This morning I stood at the counter slicing an apple with a very sharp knife. I love this knife. If I had to escape my burning house I would grab this knife. It is totally replaceable and still it makes the cut. Literally.
The two boys are across from me. One casually stealing my apple slices while dodging the slicer. The other chattering about what a “weird” family we are. His evidence? That he likes red apples and I like green. I don’t find it particularly noteworthy but I am enjoying his animation so I go with it. Just 15 minutes earlier he was picking at the open wound of Middle School. “I don’t feel that well.” He told me with a wrinkled brow and energy of a well person. “I’m not sure I should go to school today.”

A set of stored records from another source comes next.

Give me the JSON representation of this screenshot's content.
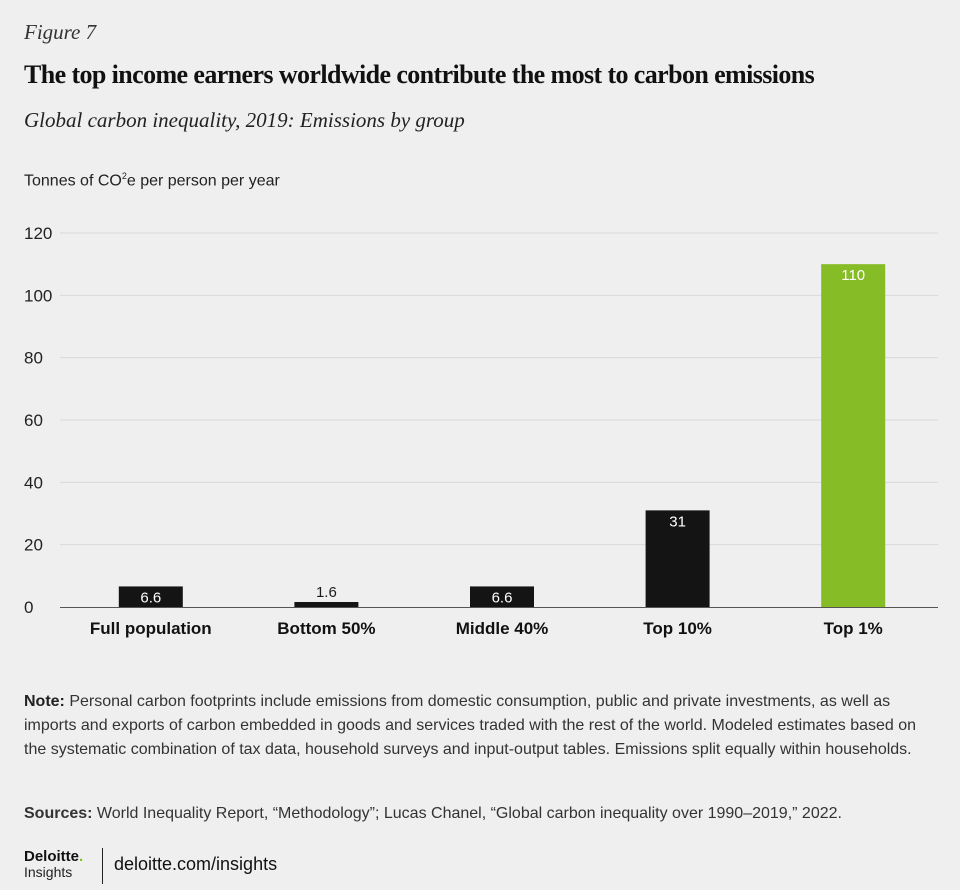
{
  "figure_label": "Figure 7",
  "chart_data": {
    "type": "bar",
    "title": "The top income earners worldwide contribute the most to carbon emissions",
    "subtitle": "Global carbon inequality, 2019: Emissions by group",
    "ylabel_main": "Tonnes of CO",
    "ylabel_sup": "2",
    "ylabel_rest": "e per person per year",
    "xlabel": "",
    "categories": [
      "Full population",
      "Bottom 50%",
      "Middle 40%",
      "Top 10%",
      "Top 1%"
    ],
    "values": [
      6.6,
      1.6,
      6.6,
      31,
      110
    ],
    "value_labels": [
      "6.6",
      "1.6",
      "6.6",
      "31",
      "110"
    ],
    "highlight_index": 4,
    "ylim": [
      0,
      120
    ],
    "yticks": [
      0,
      20,
      40,
      60,
      80,
      100,
      120
    ],
    "grid": true,
    "colors": {
      "default": "#141414",
      "highlight": "#86bc25",
      "grid": "#d9d9d9",
      "axis": "#555555"
    }
  },
  "note": {
    "label": "Note:",
    "text": " Personal carbon footprints include emissions from domestic consumption, public and private investments, as well as imports and exports of carbon embedded in goods and services traded with the rest of the world. Modeled estimates based on the systematic combination of tax data, household surveys and input-output tables. Emissions split equally within households."
  },
  "sources": {
    "label": "Sources:",
    "text": " World Inequality Report, “Methodology”; Lucas Chanel, “Global carbon inequality over 1990–2019,” 2022."
  },
  "footer": {
    "brand": "Deloitte",
    "brand_dot": ".",
    "brand_sub": "Insights",
    "link": "deloitte.com/insights"
  }
}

Across the world there are little Peggy Ann McKays (from the must memorize poem “Sick” by Shel Silversten (best baby gift ever.)) explaining their various ailments. Parents are feeling foreheads and rolling eyes. With this child I did neither. He has anticipated school with such excitement that I couldn’t keep him in the house in the mornings for years. This year is different. It is early days still I tell him (and me.) I’m sure he sits in a room full of future friends. But really I am not sure. I am remembering months of lunches in the band-room and imagining them passed down like my blue eyes (and unlike my love for green apples.) Steve reassures me that my son doesn’t care the way I do. The way I did. I know this is true, and still Oliver looks at me with the blue eyes we share and asks me to rescue him. To let him stay home where he can wrap himself in blankets and wait a while for the wider world.
I wondered how many other moms were standing at breakfast counters thinking about protecting kids from loneliness. For all of my talk of lazy parenting this is an area that I want to be able to take action in. I can’t do it. None of us can. We can’t find friends for them. We can’t create a sense of confidence in the classroom.
This weekend was a reprieve from both of our worrying. At a small dinner party he was the largest kid. Assigned the impossible task of keeping order by another parent he embraced it with the glee of new socks (“its not just that I have more socks…its the way they HUG me when I put them on”) With 6 cupcakes to divide amongst seven children he set aside fractions and skipped dessert. Other faces were smeared with frosting while he reported to the grownups that maybe sugar wouldn’t be helpful to calm down his charges. On the short ride home he described all kid yoga and his brother bragged “I didn’t help Ollie AT ALL. I worked against him.” “Yeah his brother agreed…you turned yoga into human dominos.” They laughed together at the memory.
Amongst the children of our friends he was as happy as he has always been. It is easier to be the biggest. The oldest.
Even if it means skipping the cupcake.